Intervista a Silvio Viale: «Ma non c’è alcun nesso con la Ru486»

«Guardi, il mio primo pensiero va a quella donna e alla sua tragedia. Ma se mi chiede qual è il rapporto fra quella morte e la pillola Ru486 le rispondo che è nullo. È come se dicessero che è colpa sua, visto che è al telefono con me, se, ora, mi venisse un infarto». Silvio Viale, radicale e medico che s’è battuto più di tutti per l’uso della «pillola» abortiva, oggi dirige il principale servizio di interruzione volontaria della gravidanza al Sant’Anna di Torino, e non ha dubbi.
Perché?
«Perché anche se sarà l’autopsia a dare maggiori chiarimenti su questa morte improvvisa in gravidanza per complicazioni cardiache, sin da ora posso affermare che non vi è alcun nesso teorico di causalità con il mifepristone, cioè l’Ru486, perché non ci sono i presupposti farmacologici e clinici. E respingo ogni strumentalizzazione»
Lei come la spiega la tragedia dell’ospedale Martini?
«L’episodio ricorda la prima e unica morte in Francia nel 1991, agli inizi del suo uso, che indusse a modificare il tipo di prostaglandina per tutti gli interventi abortivi introducendo il misoprostolo (Cytotec).
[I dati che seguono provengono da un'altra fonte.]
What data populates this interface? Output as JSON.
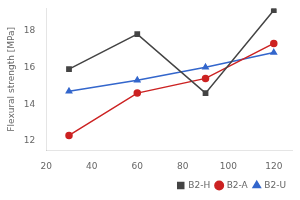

Sono gli altri farmaci, gli stessi che si impiegano per gli aborti chirurgici, i maggiori sospettati di un nesso con le complicazioni cardiache. Sono decine di milioni le donne che hanno assunto la Ru486 nel mondo e 40.000 in Italia».
E al Sant’Anna, il suo ospedale?
«Sono 5.128 le donne che hanno assunto la "pillola" abortiva, 429 in questi primi mesi del 2014. La Ru486 ha rivoluzionato tempi e modalità degli aborti rendendoli, senza l’intervento chirurgico, meno traumatici. Ogni anno al Sant’Anna 2-3 donne debbono subire un intervento addominale come complicazione di una interruzione di gravidanza chirurgica. A differenza del mifepristone sono gli altri farmaci utilizzati negli aborti, sia medici sia chirurgici, che possono avere effetti cardiaci, seppure raramente»
Cosa bisognerebbe fare?
«Questa tragica fatalità dovrebbe favorire la creazione di servizi specialistici adeguati, dove le donne possano avere le migliori informazioni e i migliori trattamenti. I rischi di eventi eccezionali sono inevitabili e non rassicura di certo che siano inferiori a quelli che si corrono con la gravidanza».